The Pimlico school building is astonishing just for being a hideous paean to poverty in amongst great wealth. You stroll past Tate Britain and the white town houses of Belgrave Rd, past the small, perfectly-kept green squares, then suddenly you see a fifty-foot drop to a place that you're sure must be a moated prison, going on the concrete and the bars and the lack of thought to the idea that anyone's going to see it from the outside.
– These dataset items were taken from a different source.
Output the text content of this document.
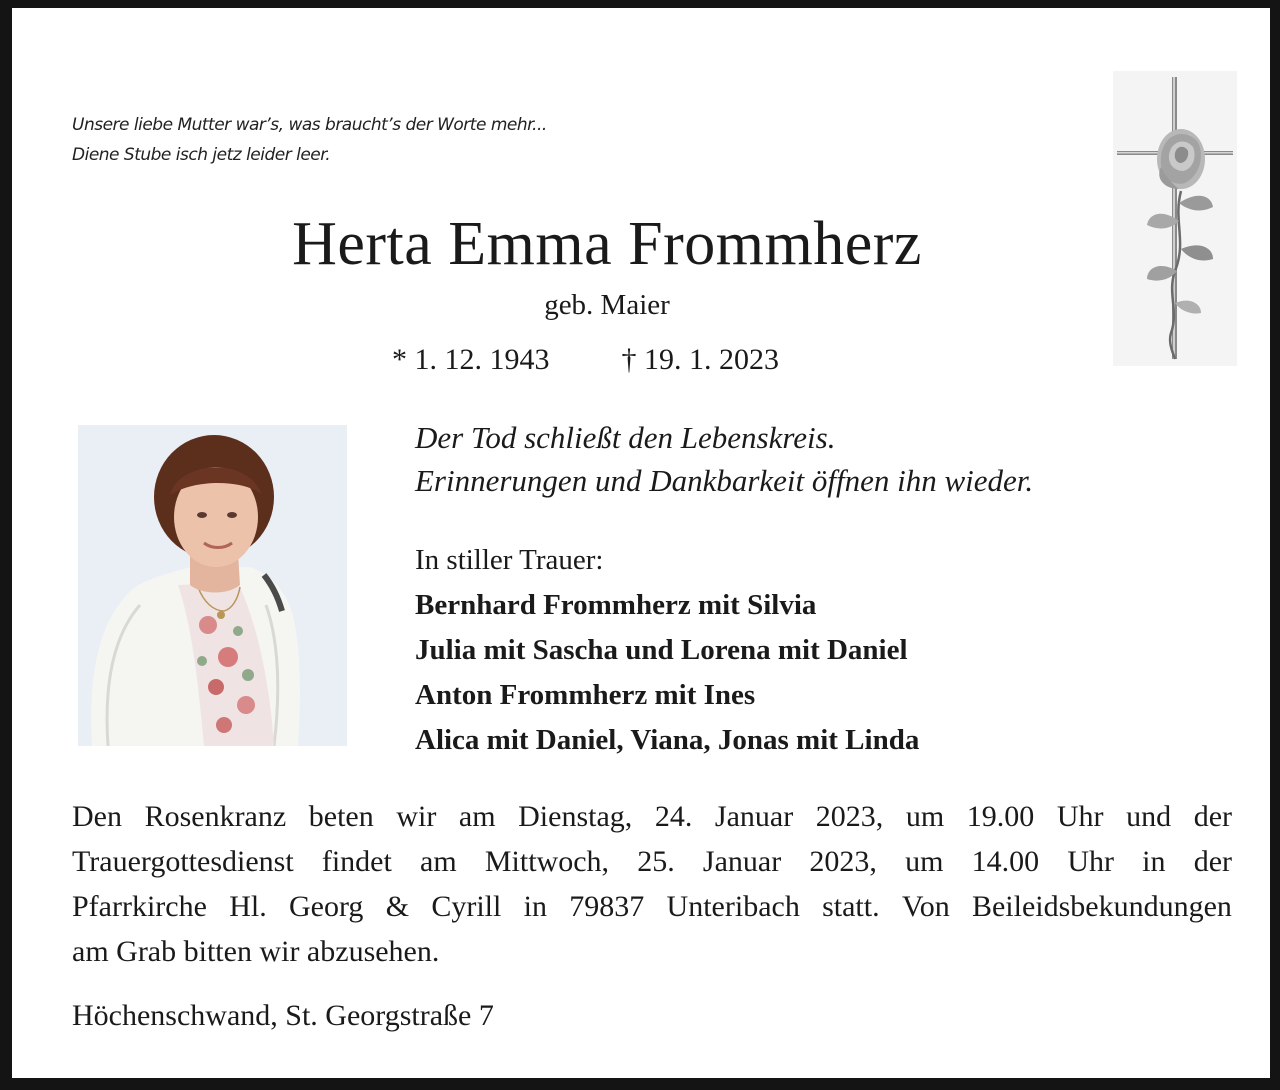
Unsere liebe Mutter war’s, was braucht’s der Worte mehr...
Diene Stube isch jetz leider leer.
Herta Emma Frommherz
geb. Maier
* 1. 12. 1943 † 19. 1. 2023
Der Tod schließt den Lebenskreis.
Erinnerungen und Dankbarkeit öffnen ihn wieder.
In stiller Trauer:
Bernhard Frommherz mit Silvia
Julia mit Sascha und Lorena mit Daniel
Anton Frommherz mit Ines
Alica mit Daniel, Viana, Jonas mit Linda
Den Rosenkranz beten wir am Dienstag, 24. Januar 2023, um 19.00 Uhr und der
Trauergottesdienst findet am Mittwoch, 25. Januar 2023, um 14.00 Uhr in der
Pfarrkirche Hl. Georg & Cyrill in 79837 Unteribach statt. Von Beileidsbekundungen
am Grab bitten wir abzusehen.
Höchenschwand, St. Georgstraße 7
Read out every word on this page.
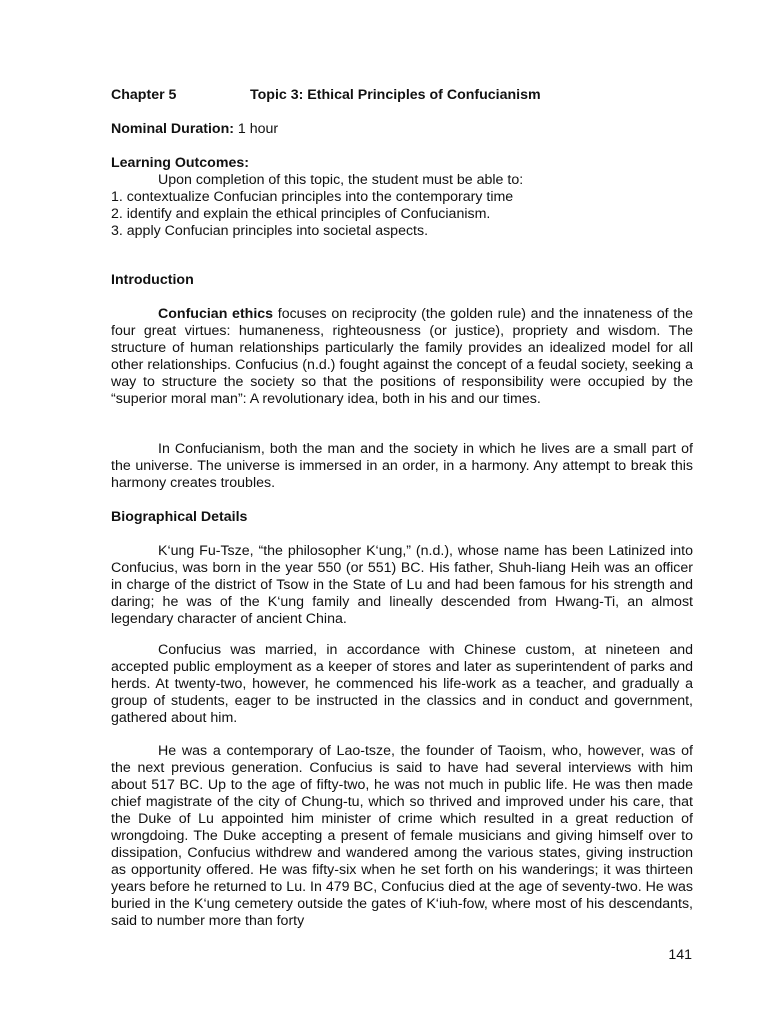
Chapter 5	Topic 3: Ethical Principles of Confucianism
Nominal Duration: 1 hour
Learning Outcomes:
Upon completion of this topic, the student must be able to:
1. contextualize Confucian principles into the contemporary time
2. identify and explain the ethical principles of Confucianism.
3. apply Confucian principles into societal aspects.
Introduction
Confucian ethics focuses on reciprocity (the golden rule) and the innateness of the four great virtues: humaneness, righteousness (or justice), propriety and wisdom. The structure of human relationships particularly the family provides an idealized model for all other relationships. Confucius (n.d.) fought against the concept of a feudal society, seeking a way to structure the society so that the positions of responsibility were occupied by the “superior moral man”: A revolutionary idea, both in his and our times.
In Confucianism, both the man and the society in which he lives are a small part of the universe. The universe is immersed in an order, in a harmony. Any attempt to break this harmony creates troubles.
Biographical Details
K‘ung Fu-Tsze, “the philosopher K‘ung,” (n.d.), whose name has been Latinized into Confucius, was born in the year 550 (or 551) BC. His father, Shuh-liang Heih was an officer in charge of the district of Tsow in the State of Lu and had been famous for his strength and daring; he was of the K‘ung family and lineally descended from Hwang-Ti, an almost legendary character of ancient China.
Confucius was married, in accordance with Chinese custom, at nineteen and accepted public employment as a keeper of stores and later as superintendent of parks and herds. At twenty-two, however, he commenced his life-work as a teacher, and gradually a group of students, eager to be instructed in the classics and in conduct and government, gathered about him.
He was a contemporary of Lao-tsze, the founder of Taoism, who, however, was of the next previous generation. Confucius is said to have had several interviews with him about 517 BC. Up to the age of fifty-two, he was not much in public life. He was then made chief magistrate of the city of Chung-tu, which so thrived and improved under his care, that the Duke of Lu appointed him minister of crime which resulted in a great reduction of wrongdoing. The Duke accepting a present of female musicians and giving himself over to dissipation, Confucius withdrew and wandered among the various states, giving instruction as opportunity offered. He was fifty-six when he set forth on his wanderings; it was thirteen years before he returned to Lu. In 479 BC, Confucius died at the age of seventy-two. He was buried in the K‘ung cemetery outside the gates of K‘iuh-fow, where most of his descendants, said to number more than forty
141
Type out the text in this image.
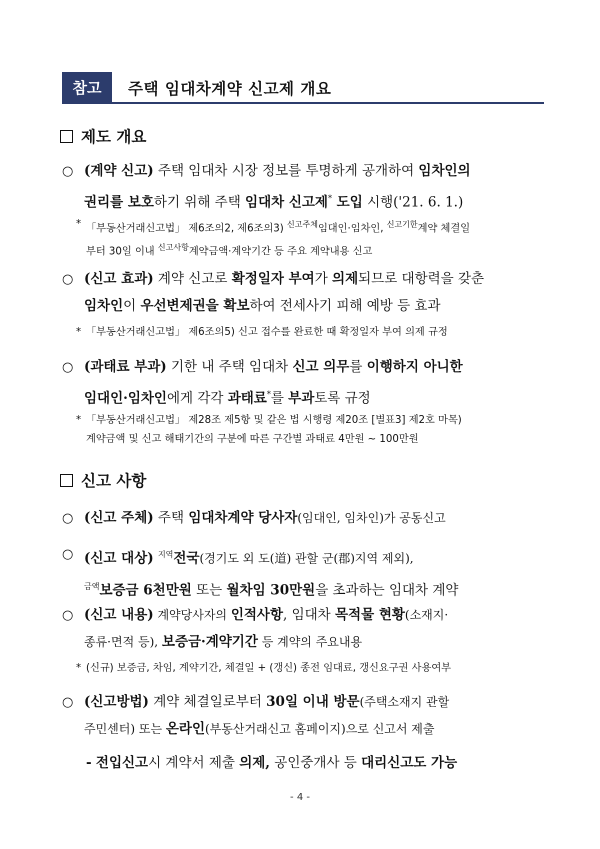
참고	주택 임대차계약 신고제 개요
제도 개요
○ (계약 신고) 주택 임대차 시장 정보를 투명하게 공개하여 임차인의
권리를 보호하기 위해 주택 임대차 신고제* 도입 시행('21. 6. 1.)
* 「부동산거래신고법」 제6조의2, 제6조의3) $^{신고주체}$임대인·임차인, $^{신고기한}$계약 체결일
부터 30일 이내 $^{신고사항}$계약금액·계약기간 등 주요 계약내용 신고
○ (신고 효과) 계약 신고로 확정일자 부여가 의제되므로 대항력을 갖춘
임차인이 우선변제권을 확보하여 전세사기 피해 예방 등 효과
* 「부동산거래신고법」 제6조의5) 신고 접수를 완료한 때 확정일자 부여 의제 규정
○ (과태료 부과) 기한 내 주택 임대차 신고 의무를 이행하지 아니한
임대인·임차인에게 각각 과태료*를 부과토록 규정
* 「부동산거래신고법」 제28조 제5항 및 같은 법 시행령 제20조 [별표3] 제2호 마목)
계약금액 및 신고 해태기간의 구분에 따른 구간별 과태료 4만원 ~ 100만원
신고 사항
○ (신고 주체) 주택 임대차계약 당사자(임대인, 임차인)가 공동신고
○ (신고 대상) $^{지역}$전국(경기도 외 도(道) 관할 군(郡)지역 제외),
$^{금액}$보증금 6천만원 또는 월차임 30만원을 초과하는 임대차 계약
○ (신고 내용) 계약당사자의 인적사항, 임대차 목적물 현황(소재지·
종류·면적 등), 보증금·계약기간 등 계약의 주요내용
* (신규) 보증금, 차임, 계약기간, 체결일 + (갱신) 종전 임대료, 갱신요구권 사용여부
○ (신고방법) 계약 체결일로부터 30일 이내 방문(주택소재지 관할
주민센터) 또는 온라인(부동산거래신고 홈페이지)으로 신고서 제출
- 전입신고시 계약서 제출 의제, 공인중개사 등 대리신고도 가능
- 4 -
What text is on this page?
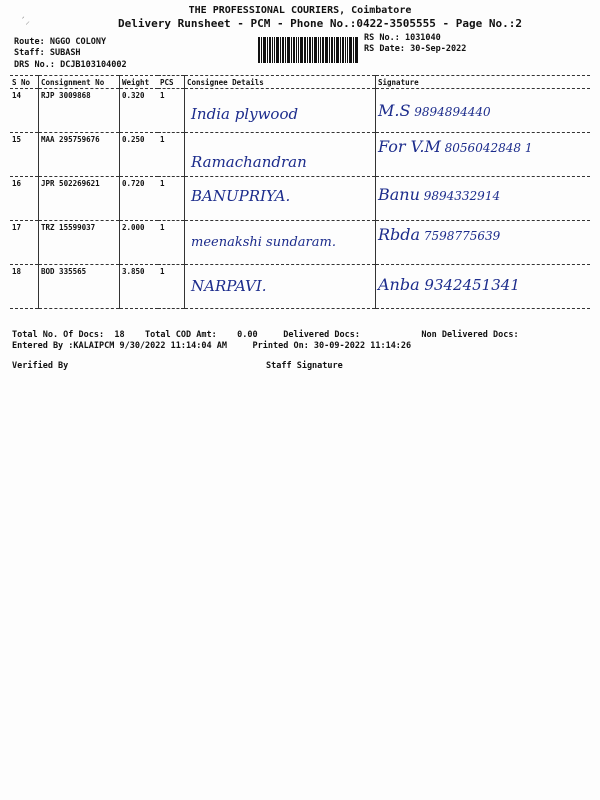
´⸝
THE PROFESSIONAL COURIERS, Coimbatore
Delivery Runsheet - PCM - Phone No.:0422-3505555 - Page No.:2
Route: NGGO COLONY
Staff: SUBASH
DRS No.: DCJB103104002
RS No.: 1031040
RS Date: 30-Sep-2022
S No	Consignment No	Weight	PCS	Consignee Details	Signature
14	RJP 3009868	0.320	1	India plywood	M.S 9894894440

15	MAA 295759676	0.250	1	Ramachandran	For V.M 8056042848 1

16	JPR 502269621	0.720	1	BANUPRIYA.	Banu 9894332914

17	TRZ 15599037	2.000	1	meenakshi sundaram.	Rbda 7598775639

18	BOD 335565	3.850	1	NARPAVI.	Anba 9342451341
Total No. Of Docs:  18    Total COD Amt:    0.00     Delivered Docs:            Non Delivered Docs:
Entered By :KALAIPCM 9/30/2022 11:14:04 AM     Printed On: 30-09-2022 11:14:26
Verified By	Staff Signature
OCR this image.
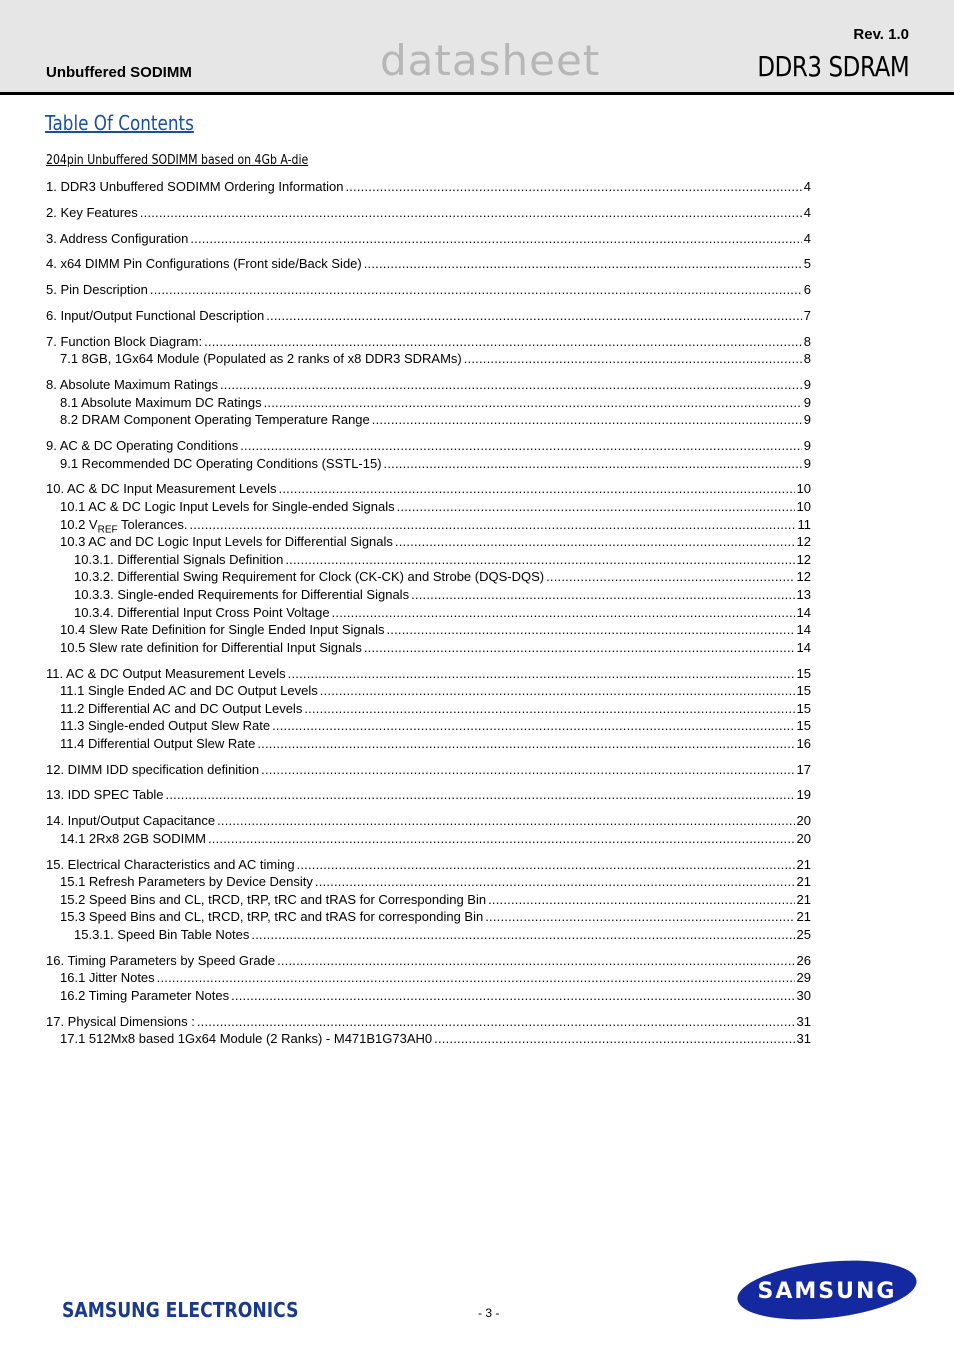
Rev. 1.0
Unbuffered SODIMM	datasheet	DDR3 SDRAM
Table Of Contents
204pin Unbuffered SODIMM based on 4Gb A-die
1. DDR3 Unbuffered SODIMM Ordering Information .....	4
2. Key Features .....	4
3. Address Configuration .....	4
4. x64 DIMM Pin Configurations (Front side/Back Side) .....	5
5. Pin Description .....	6
6. Input/Output Functional Description .....	7
7. Function Block Diagram: .....	8
7.1 8GB, 1Gx64 Module (Populated as 2 ranks of x8 DDR3 SDRAMs) .....	8
8. Absolute Maximum Ratings .....	9
8.1 Absolute Maximum DC Ratings .....	9
8.2 DRAM Component Operating Temperature Range .....	9
9. AC & DC Operating Conditions .....	9
9.1 Recommended DC Operating Conditions (SSTL-15) .....	9
10. AC & DC Input Measurement Levels .....	10
10.1 AC & DC Logic Input Levels for Single-ended Signals .....	10
10.2 $V_{REF}$ Tolerances. .....	11
10.3 AC and DC Logic Input Levels for Differential Signals .....	12
10.3.1. Differential Signals Definition .....	12
10.3.2. Differential Swing Requirement for Clock (CK-CK) and Strobe (DQS-DQS) .....	12
10.3.3. Single-ended Requirements for Differential Signals .....	13
10.3.4. Differential Input Cross Point Voltage .....	14
10.4 Slew Rate Definition for Single Ended Input Signals .....	14
10.5 Slew rate definition for Differential Input Signals .....	14
11. AC & DC Output Measurement Levels .....	15
11.1 Single Ended AC and DC Output Levels .....	15
11.2 Differential AC and DC Output Levels .....	15
11.3 Single-ended Output Slew Rate .....	15
11.4 Differential Output Slew Rate .....	16
12. DIMM IDD specification definition .....	17
13. IDD SPEC Table .....	19
14. Input/Output Capacitance .....	20
14.1 2Rx8 2GB SODIMM .....	20
15. Electrical Characteristics and AC timing .....	21
15.1 Refresh Parameters by Device Density .....	21
15.2 Speed Bins and CL, tRCD, tRP, tRC and tRAS for Corresponding Bin .....	21
15.3 Speed Bins and CL, tRCD, tRP, tRC and tRAS for corresponding Bin .....	21
15.3.1. Speed Bin Table Notes .....	25
16. Timing Parameters by Speed Grade .....	26
16.1 Jitter Notes .....	29
16.2 Timing Parameter Notes .....	30
17. Physical Dimensions : .....	31
17.1 512Mx8 based 1Gx64 Module (2 Ranks) - M471B1G73AH0 .....	31
SAMSUNG ELECTRONICS	- 3 -
SAMSUNG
But no, that's where they keep children.
You could laud it for its brave difference, its rebelliousness, I guess, if you were in a contrary state of mind - if it weren't that the building is functionally unsound.
Cold or hot, never in-between; sucks up sounds in its drama departments and transmits sounds everywhere else; prone to insect infestations and floods; butt-ugly; practically no ventilation; sometimes has to be closed in especially hot or cold weather, because it goes beyong legal temperatures - an honour otherwise bestowed only on PFI buildings unless there's an extreme heatwave or cold snap.
All in all, a fine venue for a school that has Performing Arts status in one of the richest areas of the country. A fine place to send the poor kids of the borough while their much richer next-door neighbours run away from the place screaming.
I think that for architects, concrete blocks pose a wonderful challenge, because it's so much harder to construct a happy and functional environment from them. Unfortunately, very few architects were up to the challenge.